This Is How We Do It
Despite its almost flagrant emptiness, MI3 has stayed with me, at least in some respects, and one thing that sticks out in my mind is how much it relies on well-established genre tropes to do pretty much all the narrative heavy lifting. In the best genre films, the ones that are real classics, genre is a shell wrapped around some larger idea, some deeper story, some emotional underpinning--something that has some significance. Most of the time, genre is merely used to dress up familiar tales of action and reaction. But in MI3, the genre shell is sturdy and thick, which is good, because it’s wrapped around absolutely nothing at all.
Try, for example, to figure out why any of the characters chooses to do anything. In nearly every case, you can’t. Tom Cruise returns to active duty not because of any event that pushed him toward that decision, but because that’s simply what the action here must do.
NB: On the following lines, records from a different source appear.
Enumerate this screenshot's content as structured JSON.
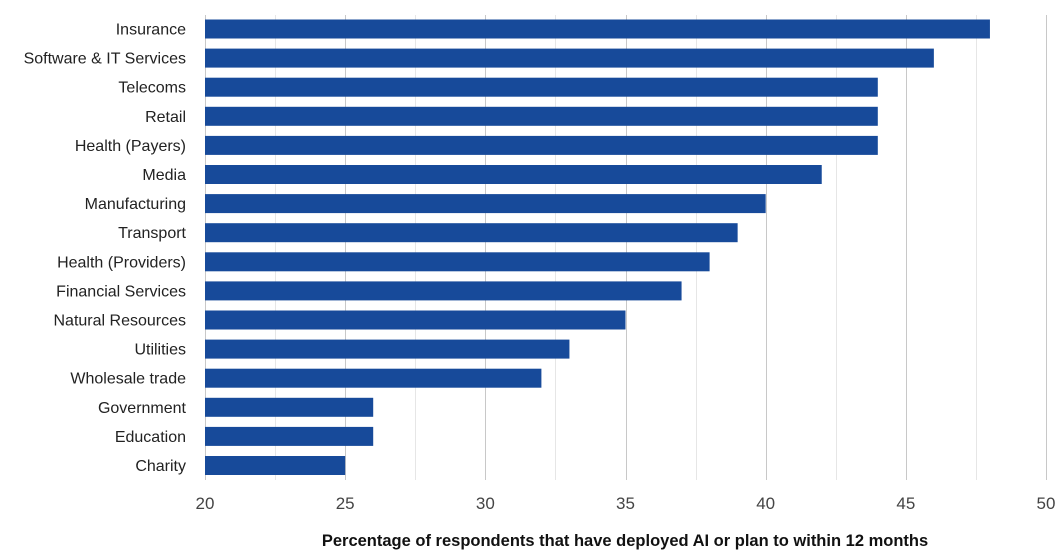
{
  "chart_data": {
    "type": "bar",
    "orientation": "horizontal",
    "categories": [
      "Insurance",
      "Software & IT Services",
      "Telecoms",
      "Retail",
      "Health (Payers)",
      "Media",
      "Manufacturing",
      "Transport",
      "Health (Providers)",
      "Financial Services",
      "Natural Resources",
      "Utilities",
      "Wholesale trade",
      "Government",
      "Education",
      "Charity"
    ],
    "values": [
      48,
      46,
      44,
      44,
      44,
      42,
      40,
      39,
      38,
      37,
      35,
      33,
      32,
      26,
      26,
      25
    ],
    "xlabel": "Percentage of respondents that have deployed AI or plan to within 12 months",
    "ylabel": "",
    "xlim": [
      20,
      50
    ],
    "xticks": [
      "20",
      "25",
      "30",
      "35",
      "40",
      "45",
      "50"
    ],
    "grid": true,
    "bar_color": "#174a9a"
  }
}
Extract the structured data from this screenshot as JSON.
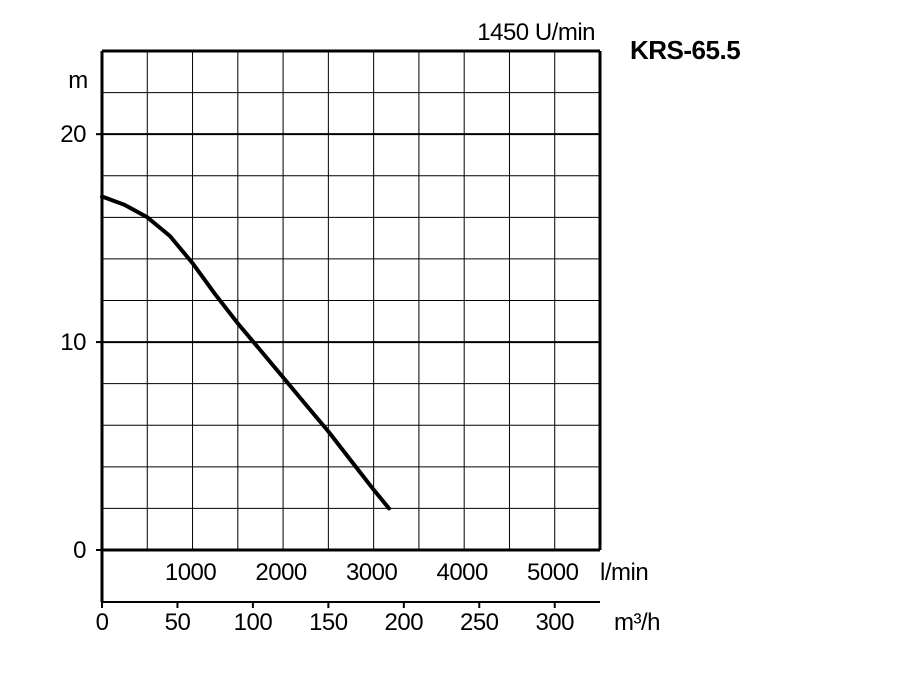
{
  "chart_data": {
    "type": "line",
    "title": "KRS-65.5",
    "subtitle": "1450 U/min",
    "ylabel": "m",
    "xlabel_primary": "l/min",
    "xlabel_secondary": "m³/h",
    "ylim": [
      0,
      24
    ],
    "xlim_lpm": [
      0,
      5500
    ],
    "xlim_m3h": [
      0,
      330
    ],
    "y_ticks": [
      0,
      10,
      20
    ],
    "x_ticks_lpm": [
      1000,
      2000,
      3000,
      4000,
      5000
    ],
    "x_ticks_m3h": [
      0,
      50,
      100,
      150,
      200,
      250,
      300
    ],
    "grid": true,
    "grid_minor_x_lpm": 500,
    "grid_minor_y": 2,
    "series": [
      {
        "x": [
          0,
          250,
          500,
          750,
          1000,
          1250,
          1500,
          1750,
          2000,
          2250,
          2500,
          2750,
          3000,
          3170
        ],
        "y": [
          17,
          16.6,
          16.0,
          15.1,
          13.8,
          12.3,
          10.9,
          9.6,
          8.3,
          7.0,
          5.7,
          4.3,
          2.9,
          2.0
        ]
      }
    ],
    "color": "#000000"
  }
}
Laurence Fishbourne plays domineering, gruff boss solely because of the demands placed on action film agency bosses. Philip Seymour Hoffman’s nasty has no stated motivation, no real goals—he simply is the bad guy, with all the slick cruelty that necessarily entails. The film even tacitly acknowledges this lack of motivation when Cruise thanks his team for being there for him at the end. Ving Rhames looks back and says, as if trying to answer why people keep on living, “Of course we are. That’s what we do.” And that’s all there is to it. That’s what action movie backup teams do. No more explanation necessary.
Even the traitor’s final explanation is almost a joke on the film’s utter lack of depth. He handily explains that he wanted to start war in the Middle East with utter flippancy, and no one bothers to deal with the ramifications of his pro-war, pro-nation building scheme because, as dramatic logic goes, it’s entirely irrelevant. He turned traitor entirely because the genre demanded that he do so.
The only time something resembling motivation shows up is when Cruise decides to grab the rabbit’s foot to save his kidnapped bride. But even this is hardly a dilemma. Cruise agrees immediately, without any sort of debate, because ultimately his character must agree. That’s what a hero does. The film knows this, and the film knows that we, as experienced genre viewers, know this. Why bother with pretending there’s anything really going on?